Jean-Yves Halimi |  Charlotte Gainsbourg, ma mère et la Palestine

La sortie prochaine d’un biopic consacré à Gisèle Halimi, figure emblématique du féminisme, de la défense des droits humains et du combat anticolonial, suscite une vive controverse. Dans le contexte médiatique, Serge Halimi avait déclaré que sa mère aurait lu la tribune de Charlotte Gainsbourg et d’autres comédiens sur Gaza avec «dégoût». C’est l’autre fils, Jean-Yves Halimi, qui a pris la parole pour critiquer plus en détail la crédibilité de l’actrice à incarner Gisèle Halimi, en mettant en avant l’absence d’engagement militant de l’actrice sur des causes essentielles comme les droits des femmes ou la Palestine, et en demandant l’insertion d’un cartel dans le générique pour exprimer la position de la famille.

Jean-Yves Halimi souligne que Charlotte Gainsbourg, contrairement à de nombreuses actrices françaises, n’a jamais pris position sur des questions centrales pour leur mère : les droits des femmes, les agressions sexuelles sur les plateaux de tournage ou les stéréotypes sexistes dans le cinéma. Ces combats étaient au cœur de la vie et de l’action de Gisèle Halimi, qui a fait de la justice et de l’égalité des principes inaliénables.

Les fils Halimi ont demandé à la production d’insérer un cartel dans le générique précisant leur désaccord. Selon eux, ce droit est reconnu par la loi et permet à la famille de protéger la mémoire et l’intégrité d’une figure historique. Il s’agit, expliquent-ils, de rappeler au public que la représentation d’une vie militante doit respecter la cohérence entre paroles et actes.

Le texte souligne également un contraste frappant. Charlotte Gainsbourg s’est engagée contre la déportation d’enfants ukrainiens par la Russie, mais n’a jamais évoqué les 18 000 enfants palestiniens tués à Gaza.

Pour Jean-Yves Halimi, l’engagement de leur mère impliquait une constance morale et une solidarité universelle, notamment envers les populations victimes d’oppression ou de violences.

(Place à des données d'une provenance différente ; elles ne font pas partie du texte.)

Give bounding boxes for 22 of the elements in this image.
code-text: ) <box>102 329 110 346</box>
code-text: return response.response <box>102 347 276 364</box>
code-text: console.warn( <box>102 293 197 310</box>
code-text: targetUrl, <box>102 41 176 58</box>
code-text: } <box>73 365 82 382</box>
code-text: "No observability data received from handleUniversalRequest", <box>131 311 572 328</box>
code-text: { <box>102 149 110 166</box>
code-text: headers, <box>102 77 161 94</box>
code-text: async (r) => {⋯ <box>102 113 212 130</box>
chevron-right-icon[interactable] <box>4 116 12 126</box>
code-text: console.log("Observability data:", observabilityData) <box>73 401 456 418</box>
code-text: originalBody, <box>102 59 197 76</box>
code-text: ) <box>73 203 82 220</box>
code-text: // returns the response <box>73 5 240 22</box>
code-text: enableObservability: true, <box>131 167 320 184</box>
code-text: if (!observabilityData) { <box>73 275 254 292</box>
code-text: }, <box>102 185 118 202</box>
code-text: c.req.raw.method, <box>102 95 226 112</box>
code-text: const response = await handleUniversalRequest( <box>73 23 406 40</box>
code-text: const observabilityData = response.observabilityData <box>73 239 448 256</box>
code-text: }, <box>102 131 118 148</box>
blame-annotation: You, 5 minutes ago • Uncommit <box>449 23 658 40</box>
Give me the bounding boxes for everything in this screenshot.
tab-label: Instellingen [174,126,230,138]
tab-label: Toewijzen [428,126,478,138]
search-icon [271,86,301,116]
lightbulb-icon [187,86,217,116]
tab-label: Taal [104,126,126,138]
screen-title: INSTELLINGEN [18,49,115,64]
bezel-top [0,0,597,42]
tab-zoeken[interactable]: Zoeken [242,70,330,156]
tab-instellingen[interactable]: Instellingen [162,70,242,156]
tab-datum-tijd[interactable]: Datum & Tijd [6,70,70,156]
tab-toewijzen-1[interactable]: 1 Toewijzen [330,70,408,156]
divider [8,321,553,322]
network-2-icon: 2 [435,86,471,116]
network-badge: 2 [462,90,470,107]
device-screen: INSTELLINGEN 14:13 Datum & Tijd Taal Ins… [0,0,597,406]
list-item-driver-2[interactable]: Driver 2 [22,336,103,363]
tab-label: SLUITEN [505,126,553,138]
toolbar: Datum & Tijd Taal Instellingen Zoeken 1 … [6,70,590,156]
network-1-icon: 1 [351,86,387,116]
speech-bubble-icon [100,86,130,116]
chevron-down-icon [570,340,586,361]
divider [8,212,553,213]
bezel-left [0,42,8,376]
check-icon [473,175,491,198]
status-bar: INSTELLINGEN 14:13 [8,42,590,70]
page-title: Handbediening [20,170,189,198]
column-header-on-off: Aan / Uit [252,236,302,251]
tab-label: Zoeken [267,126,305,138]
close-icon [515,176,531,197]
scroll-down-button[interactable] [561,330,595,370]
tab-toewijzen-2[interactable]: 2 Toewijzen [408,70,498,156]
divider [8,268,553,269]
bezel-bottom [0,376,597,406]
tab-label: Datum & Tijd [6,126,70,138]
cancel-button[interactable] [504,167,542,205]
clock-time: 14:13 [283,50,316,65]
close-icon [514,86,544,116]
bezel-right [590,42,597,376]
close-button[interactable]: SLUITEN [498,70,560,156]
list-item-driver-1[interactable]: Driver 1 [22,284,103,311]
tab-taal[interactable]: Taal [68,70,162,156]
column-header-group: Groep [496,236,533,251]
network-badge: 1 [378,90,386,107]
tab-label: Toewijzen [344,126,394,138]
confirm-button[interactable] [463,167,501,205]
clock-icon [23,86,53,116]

Ces valeurs sont indissociables de la mémoire de Gisèle Halimi et de toute adaptation de sa vie.

Le parcours biographique de l’avocate illustre cette cohérence. Née dans une famille pauvre à La Goulette en Tunisie, Gisèle Halimi a pu étudier grâce à une bourse et à l’influence d’instituteurs admirateurs des idéaux des Lumières et de la Révolution française, de Voltaire à Condorcet. Très tôt, elle s’engage contre le colonialisme, un combat qu’elle poursuivra ensuite avec force pour la Palestine et pour les droits des femmes. Deux attentats de l’OAS visant sa personne n’ont jamais réussi à la détourner de ses combats, bien au contraire : ils ont renforcé sa détermination à défendre les opprimés.

Pour ses fils, ces faits rendent délicate toute représentation cinématographique de leur mère. Ils insistent sur le fait que Gisèle Halimi ne peut être réduite à un rôle esthétique ou à une icône simplifiée. Toute adaptation doit restituer la profondeur et la cohérence de son engagement, ainsi que son courage face aux violences et aux injustices, qu’elles soient coloniales, patriarcales ou sociales.

Cette polémique illustre également la question plus large de la responsabilité morale des créateurs lorsqu’ils représentent des figures historiques. La famille Halimi rappelle que la mémoire des grandes militantes peut être fragile face aux ambitions artistiques et médiatiques. En réclamant un cartel dans le générique, Jean-Yves Halimi et son frère cherchent à préserver l’intégrité de l’héritage de leur mère et à rappeler aux spectateurs l’exemplarité de son engagement pour la justice, la liberté et la dignité humaine.

En filigrane, cette controverse est un rappel de l’importance de la cohérence entre l’engagement personnel et la représentation publique. Pour les fils Halimi, incarner Gisèle Halimi à l’écran n’est pas un simple rôle d’actrice : c’est porter un héritage de lutte et de résistance qui mérite respect et fidélité.